OK campers, rise and shine, and don't forget to wash your hands 'cause it's pandemical out there today. There's one new COVID-19 case and one recovery in Nova Scotia, just like yesterday. The fresh infection is travel-related and the patient lives in Central health zone.
OK campers, rise and shine, and don't forget to limit social contacts 'cause it's pandemical out there today. There are 10 active C19 cases in the province, just like yesterday. Two of those patients are in the hospital—with one of them in ICU. Just like yesterday.
OK campers, rise and shine, and don't forget to maintain physical distance 'cause it's pandemical out there today. Doctor Strang and premier McNeil didn't have one of their standard Tuesday briefings, probably due to that blizzard thing, but they are having one tomorrow at 3pm. You can watch live at novascotia.ca/stayinformed/webcast and/or @nsgov on Facebook, or catch it later at the Nova Scotia government's YouTube page.
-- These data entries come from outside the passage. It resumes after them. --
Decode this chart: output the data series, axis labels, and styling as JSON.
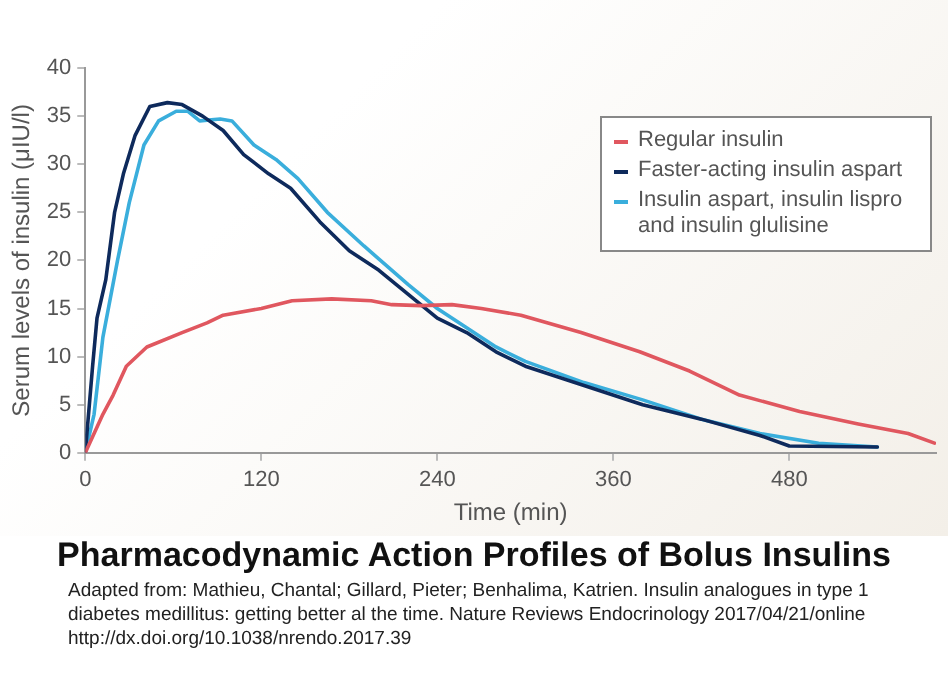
{
  "chart_data": {
    "type": "line",
    "title": "Pharmacodynamic Action Profiles of Bolus Insulins",
    "xlabel": "Time (min)",
    "ylabel": "Serum levels of insulin (μIU/l)",
    "annotations": [
      "Adapted from: Mathieu, Chantal; Gillard, Pieter; Benhalima, Katrien. Insulin analogues in type 1 diabetes medillitus: getting better al the time. Nature Reviews Endocrinology 2017/04/21/online http://dx.doi.org/10.1038/nrendo.2017.39"
    ],
    "xlim": [
      0,
      580
    ],
    "xticks": [
      0,
      120,
      240,
      360,
      480
    ],
    "ylim": [
      0,
      40
    ],
    "yticks": [
      0,
      5,
      10,
      15,
      20,
      25,
      30,
      35,
      40
    ],
    "grid": false,
    "legend": "top right",
    "marker": "none",
    "line_style": "solid",
    "series": [
      {
        "name": "Regular insulin",
        "color": "#e0575f",
        "x": [
          0,
          12,
          19,
          28,
          42,
          66,
          83,
          94,
          120,
          141,
          168,
          195,
          209,
          229,
          250,
          270,
          297,
          338,
          378,
          412,
          446,
          487,
          527,
          561,
          579
        ],
        "values": [
          0,
          4,
          6,
          9,
          11,
          12.5,
          13.5,
          14.3,
          15,
          15.8,
          16,
          15.8,
          15.4,
          15.3,
          15.4,
          15,
          14.3,
          12.5,
          10.5,
          8.5,
          6,
          4.3,
          3,
          2,
          1
        ]
      },
      {
        "name": "Faster-acting insulin aspart",
        "color": "#0e2a5c",
        "x": [
          0,
          5,
          8,
          14,
          20,
          26,
          34,
          44,
          56,
          66,
          80,
          94,
          108,
          125,
          140,
          160,
          180,
          200,
          220,
          240,
          260,
          280,
          300,
          340,
          380,
          420,
          460,
          480,
          540
        ],
        "values": [
          0,
          9,
          14,
          18,
          25,
          29,
          33,
          36,
          36.4,
          36.2,
          35,
          33.5,
          31,
          29,
          27.5,
          24,
          21,
          19,
          16.5,
          14,
          12.5,
          10.5,
          9,
          7,
          5,
          3.5,
          1.8,
          0.7,
          0.6
        ]
      },
      {
        "name": "Insulin aspart, insulin lispro and insulin glulisine",
        "color": "#3aaedc",
        "x": [
          0,
          6,
          12,
          22,
          30,
          40,
          50,
          62,
          70,
          78,
          92,
          100,
          115,
          130,
          145,
          165,
          190,
          220,
          240,
          260,
          280,
          300,
          340,
          380,
          420,
          460,
          500,
          540
        ],
        "values": [
          0,
          4,
          12,
          20,
          26,
          32,
          34.5,
          35.5,
          35.5,
          34.5,
          34.7,
          34.5,
          32,
          30.5,
          28.5,
          25,
          21.5,
          17.5,
          15,
          13,
          11,
          9.5,
          7.3,
          5.5,
          3.5,
          2,
          1,
          0.6
        ]
      }
    ]
  }
}
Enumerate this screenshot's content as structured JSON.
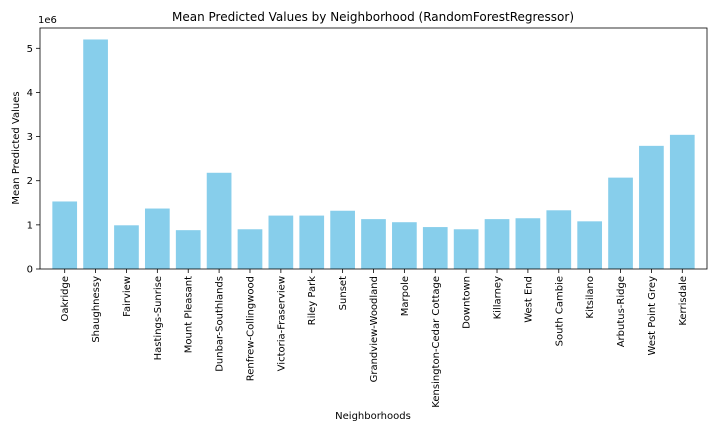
{
  "chart_data": {
    "type": "bar",
    "title": "Mean Predicted Values by Neighborhood (RandomForestRegressor)",
    "xlabel": "Neighborhoods",
    "ylabel": "Mean Predicted Values",
    "y_offset_label": "1e6",
    "bar_color": "#87ceeb",
    "ylim": [
      0,
      5460000
    ],
    "yticks": [
      0,
      1,
      2,
      3,
      4,
      5
    ],
    "grid": false,
    "categories": [
      "Oakridge",
      "Shaughnessy",
      "Fairview",
      "Hastings-Sunrise",
      "Mount Pleasant",
      "Dunbar-Southlands",
      "Renfrew-Collingwood",
      "Victoria-Fraserview",
      "Riley Park",
      "Sunset",
      "Grandview-Woodland",
      "Marpole",
      "Kensington-Cedar Cottage",
      "Downtown",
      "Killarney",
      "West End",
      "South Cambie",
      "Kitsilano",
      "Arbutus-Ridge",
      "West Point Grey",
      "Kerrisdale"
    ],
    "values": [
      1530000,
      5200000,
      990000,
      1370000,
      880000,
      2180000,
      900000,
      1210000,
      1210000,
      1320000,
      1130000,
      1060000,
      950000,
      900000,
      1130000,
      1150000,
      1330000,
      1080000,
      2070000,
      2790000,
      3040000
    ]
  }
}
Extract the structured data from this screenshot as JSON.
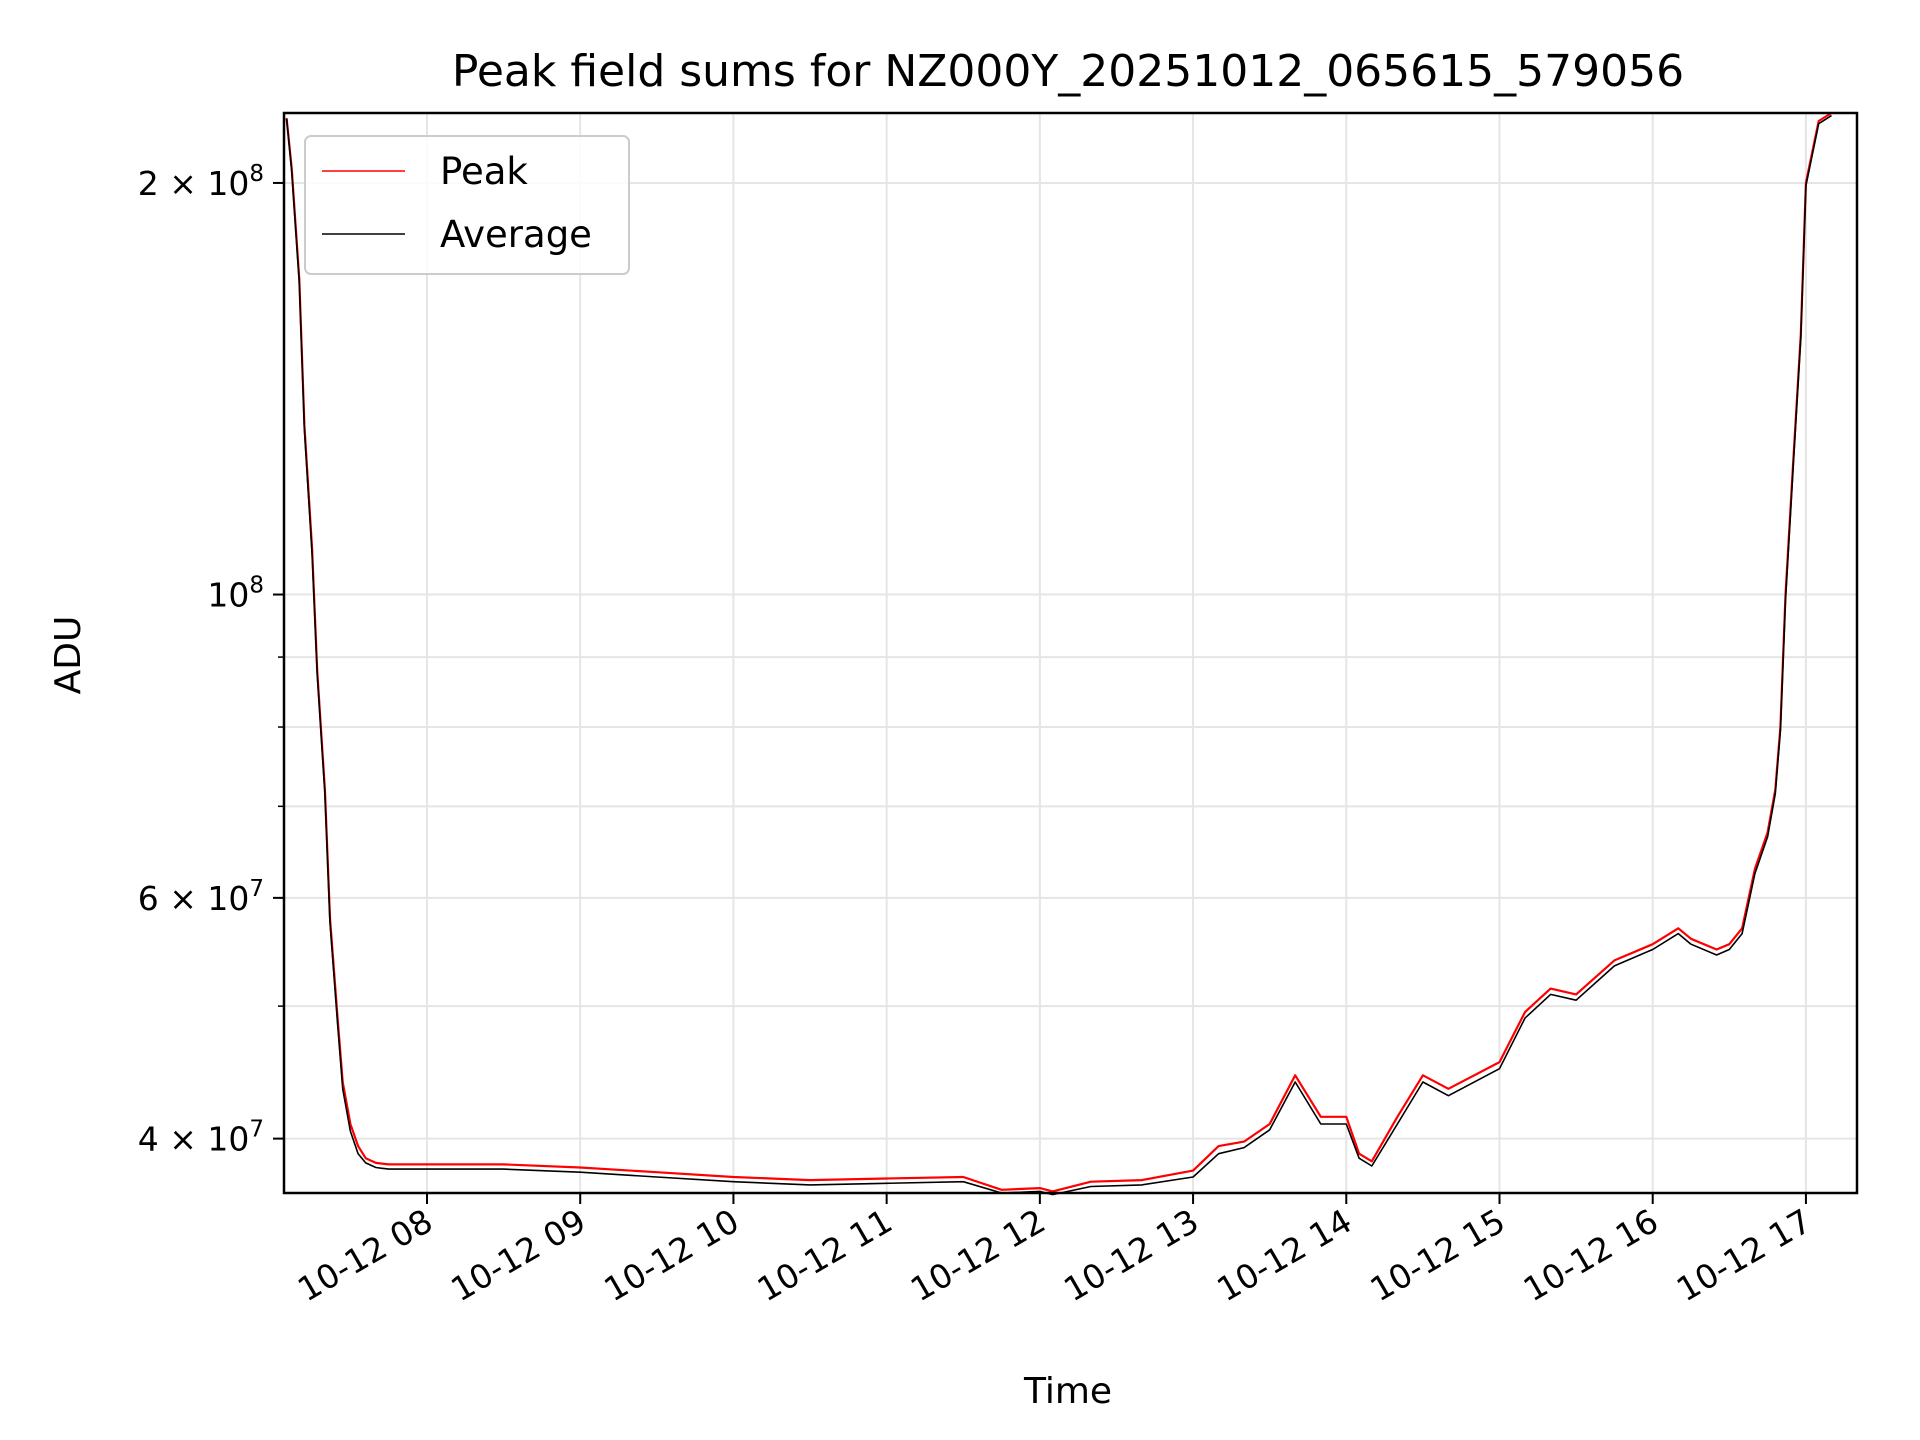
{
  "chart_data": {
    "type": "line",
    "title": "Peak field sums for NZ000Y_20251012_065615_579056",
    "xlabel": "Time",
    "ylabel": "ADU",
    "yscale": "log",
    "grid": true,
    "legend_position": "upper-left",
    "xlim": [
      "2025-10-12 07:04",
      "2025-10-12 17:20"
    ],
    "ylim": [
      36500000,
      225000000
    ],
    "x_ticks": [
      "10-12 08",
      "10-12 09",
      "10-12 10",
      "10-12 11",
      "10-12 12",
      "10-12 13",
      "10-12 14",
      "10-12 15",
      "10-12 16",
      "10-12 17"
    ],
    "y_ticks": [
      {
        "value": 40000000,
        "mantissa": "4",
        "exponent": "7"
      },
      {
        "value": 60000000,
        "mantissa": "6",
        "exponent": "7"
      },
      {
        "value": 100000000,
        "mantissa": "",
        "exponent": "8"
      },
      {
        "value": 200000000,
        "mantissa": "2",
        "exponent": "8"
      }
    ],
    "x": [
      "2025-10-12 07:05",
      "2025-10-12 07:07",
      "2025-10-12 07:10",
      "2025-10-12 07:12",
      "2025-10-12 07:15",
      "2025-10-12 07:17",
      "2025-10-12 07:20",
      "2025-10-12 07:22",
      "2025-10-12 07:25",
      "2025-10-12 07:27",
      "2025-10-12 07:30",
      "2025-10-12 07:33",
      "2025-10-12 07:36",
      "2025-10-12 07:40",
      "2025-10-12 07:45",
      "2025-10-12 07:50",
      "2025-10-12 07:55",
      "2025-10-12 08:00",
      "2025-10-12 08:30",
      "2025-10-12 09:00",
      "2025-10-12 09:30",
      "2025-10-12 10:00",
      "2025-10-12 10:30",
      "2025-10-12 11:00",
      "2025-10-12 11:30",
      "2025-10-12 11:45",
      "2025-10-12 12:00",
      "2025-10-12 12:05",
      "2025-10-12 12:20",
      "2025-10-12 12:40",
      "2025-10-12 13:00",
      "2025-10-12 13:10",
      "2025-10-12 13:20",
      "2025-10-12 13:30",
      "2025-10-12 13:40",
      "2025-10-12 13:50",
      "2025-10-12 14:00",
      "2025-10-12 14:05",
      "2025-10-12 14:10",
      "2025-10-12 14:20",
      "2025-10-12 14:30",
      "2025-10-12 14:40",
      "2025-10-12 15:00",
      "2025-10-12 15:10",
      "2025-10-12 15:20",
      "2025-10-12 15:30",
      "2025-10-12 15:45",
      "2025-10-12 16:00",
      "2025-10-12 16:10",
      "2025-10-12 16:15",
      "2025-10-12 16:25",
      "2025-10-12 16:30",
      "2025-10-12 16:35",
      "2025-10-12 16:40",
      "2025-10-12 16:45",
      "2025-10-12 16:48",
      "2025-10-12 16:50",
      "2025-10-12 16:52",
      "2025-10-12 16:55",
      "2025-10-12 16:58",
      "2025-10-12 17:00",
      "2025-10-12 17:05",
      "2025-10-12 17:10"
    ],
    "series": [
      {
        "name": "Peak",
        "color": "#ff0000",
        "values": [
          223000000,
          205000000,
          170000000,
          133000000,
          108000000,
          88000000,
          72000000,
          58000000,
          49000000,
          44000000,
          41000000,
          39500000,
          38700000,
          38400000,
          38300000,
          38300000,
          38300000,
          38300000,
          38300000,
          38100000,
          37800000,
          37500000,
          37300000,
          37400000,
          37500000,
          36700000,
          36800000,
          36600000,
          37200000,
          37300000,
          37900000,
          39500000,
          39800000,
          41000000,
          44500000,
          41500000,
          41500000,
          39000000,
          38500000,
          41500000,
          44500000,
          43500000,
          45500000,
          49500000,
          51500000,
          51000000,
          54000000,
          55500000,
          57000000,
          56000000,
          55000000,
          55500000,
          57000000,
          63000000,
          67000000,
          72000000,
          80000000,
          100000000,
          125000000,
          155000000,
          200000000,
          222000000,
          225000000
        ]
      },
      {
        "name": "Average",
        "color": "#000000",
        "values": [
          223000000,
          204000000,
          169000000,
          132000000,
          107000000,
          87500000,
          71500000,
          57500000,
          48500000,
          43500000,
          40500000,
          39000000,
          38400000,
          38100000,
          38000000,
          38000000,
          38000000,
          38000000,
          38000000,
          37800000,
          37500000,
          37200000,
          37000000,
          37100000,
          37200000,
          36500000,
          36600000,
          36400000,
          36900000,
          37000000,
          37500000,
          39000000,
          39400000,
          40600000,
          44000000,
          41000000,
          41000000,
          38700000,
          38200000,
          41000000,
          44000000,
          43000000,
          45000000,
          49000000,
          51000000,
          50500000,
          53500000,
          55000000,
          56500000,
          55500000,
          54500000,
          55000000,
          56500000,
          62500000,
          66500000,
          71500000,
          79500000,
          99000000,
          124000000,
          154000000,
          199000000,
          221000000,
          224000000
        ]
      }
    ]
  }
}
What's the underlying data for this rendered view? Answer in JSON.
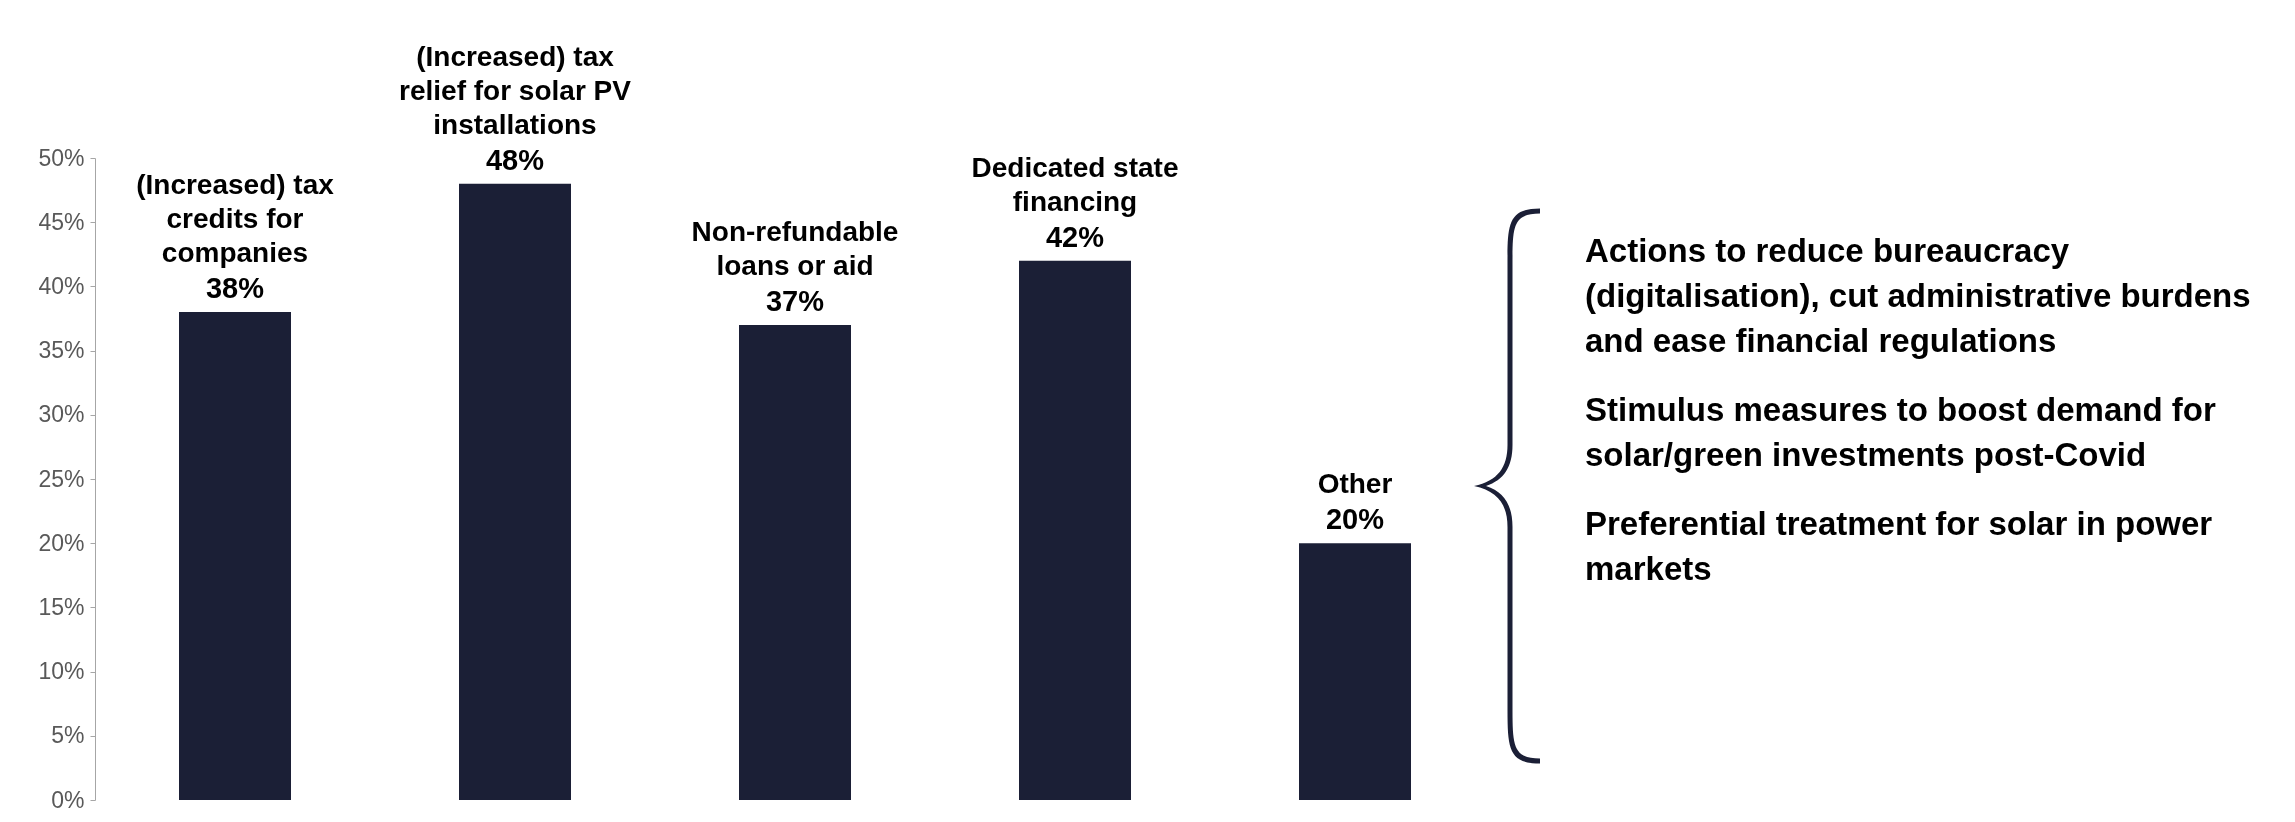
{
  "chart_data": {
    "type": "bar",
    "categories": [
      "(Increased) tax credits for companies",
      "(Increased) tax relief for solar PV installations",
      "Non-refundable loans or aid",
      "Dedicated state financing",
      "Other"
    ],
    "values": [
      38,
      48,
      37,
      42,
      20
    ],
    "value_labels": [
      "38%",
      "48%",
      "37%",
      "42%",
      "20%"
    ],
    "color": "#1b1f36",
    "ylim": [
      0,
      50
    ],
    "yticks": [
      {
        "value": 0,
        "label": "0%"
      },
      {
        "value": 5,
        "label": "5%"
      },
      {
        "value": 10,
        "label": "10%"
      },
      {
        "value": 15,
        "label": "15%"
      },
      {
        "value": 20,
        "label": "20%"
      },
      {
        "value": 25,
        "label": "25%"
      },
      {
        "value": 30,
        "label": "30%"
      },
      {
        "value": 35,
        "label": "35%"
      },
      {
        "value": 40,
        "label": "40%"
      },
      {
        "value": 45,
        "label": "45%"
      },
      {
        "value": 50,
        "label": "50%"
      }
    ],
    "tick_labels": "y",
    "grid": false,
    "annotations": [
      "Actions to reduce bureaucracy (digitalisation), cut administrative burdens and ease financial regulations",
      "Stimulus measures to boost demand for solar/green investments post-Covid",
      "Preferential treatment for solar in power markets"
    ]
  }
}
Like always.
OK campers, rise and shine, and don't forget to stay home if you're feeling sick 'cause it's pandemical out there today. The province's C19 update has yet another message from Strang extolling the virtues of personal anti-coronavirus measures, the sort of thing we've been hearing nearly every day for what feels like 10 years: "We can limit the spread of the virus by continuing to wear a mask, limit social contacts, maintain physical distance, wash our hands and stay home if feeling unwell."
Monday, February 1
"We are seeing very few, if any, new cases each day, which is encouraging news," says Nova Scotia's chief medical officer of health, Robert Strang, in the Monday COVID-19 update. He's right. It's encouraging to get a day like today to start the week and the month—one new case, in the Western health authority zone, a close contact of another case.
Strang's partner in being the official face of Nova Scotia's C19 response is also right when he says low numbers don't mean a low threat. "The virus is always looking for an opportunity to spread," says premier Stephen McNeil, "which means we must continue following all of the public health protocols to protect each other."
A patient has recovered to go with the new case, for a current total of 10 active cases in NS. And just like the last couple of days, the province's report says two of those 10 patients are sick enough to be in the hospital, one so sick they're in the ICU.